Multi periods mean-DCVaR optimization: a Recursive Neural Network resolution

TL;DR

This paper introduces a neural network approach to optimize multi-period portfolios with explicit tail-risk constraints, effectively handling complex, path-dependent risk and high-dimensional dynamics.

Contribution

It presents a novel recurrent neural network method for solving time-inconsistent, constrained portfolio optimization problems without dynamic programming.

Findings

The approach effectively approximates optimal policies under DCVaR constraints.

The method is validated in financial and insurance models.
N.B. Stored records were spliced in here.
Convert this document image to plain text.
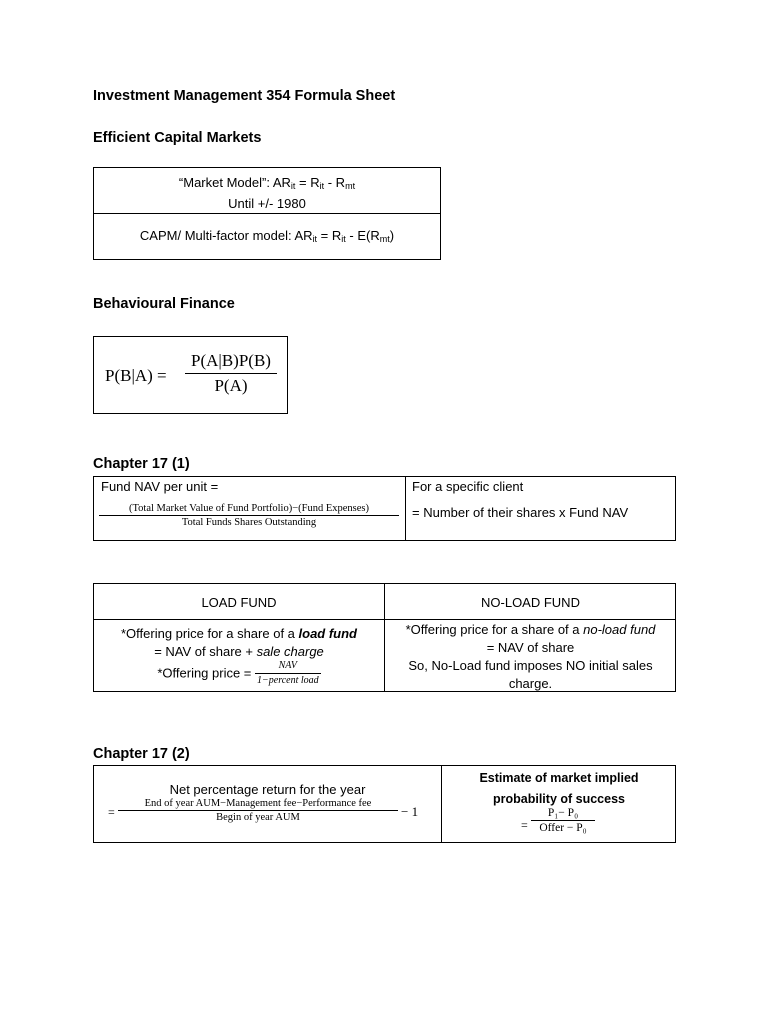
Investment Management 354 Formula Sheet
Efficient Capital Markets
“Market Model”: $AR_{it} = R_{it} - R_{mt}$
Until +/- 1980
CAPM/ Multi-factor model: $AR_{it} = R_{it} - E(R_{mt})$
Behavioural Finance
$P(B|A) = \frac{P(A|B)P(B)}{P(A)}$
Chapter 17 (1)
Fund NAV per unit =
(Total Market Value of Fund Portfolio)−(Fund Expenses)
Total Funds Shares Outstanding
For a specific client
= Number of their shares x Fund NAV
LOAD FUND	NO-LOAD FUND
*Offering price for a share of a load fund
= NAV of share + sale charge
*Offering price = $\frac{\text{NAV}}{\text{1−percent load}}$
*Offering price for a share of a no-load fund
= NAV of share
So, No-Load fund imposes NO initial sales
charge.
Chapter 17 (2)
Net percentage return for the year
=
End of year AUM−Management fee−Performance fee
Begin of year AUM	− 1
Estimate of market implied
probability of success
=
P₁− P₀
Offer − P₀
It handles high-dimensional, path-dependent risk dynamics.

Abstract

We study a discrete-time multi-period portfolio optimization problem under an explicit constraint on the Deviation Conditional Value-at-Risk (DCVaR), defined as the excess of Conditional Value-at-Risk over expected terminal wealth. The objective is to maximize expected return subject to a global tail-risk constraint, leading to a time-inconsistent precommitment problem. We propose a recurrent neural-network-based approach to approximate the optimal precommitment policy, which accommodates path-dependent risk constraints and highdimensional state dynamics without relying on dynamic programming. The explicit constraint formulation allows for exact penalty methods and provides a transparent notion of feasibility. The methodology is validated in a classical complete-market financial model and extended to a multi-period portfolio allocation problem in (re)insurance, capturing the long-term risk dynamics of insurance liabilities.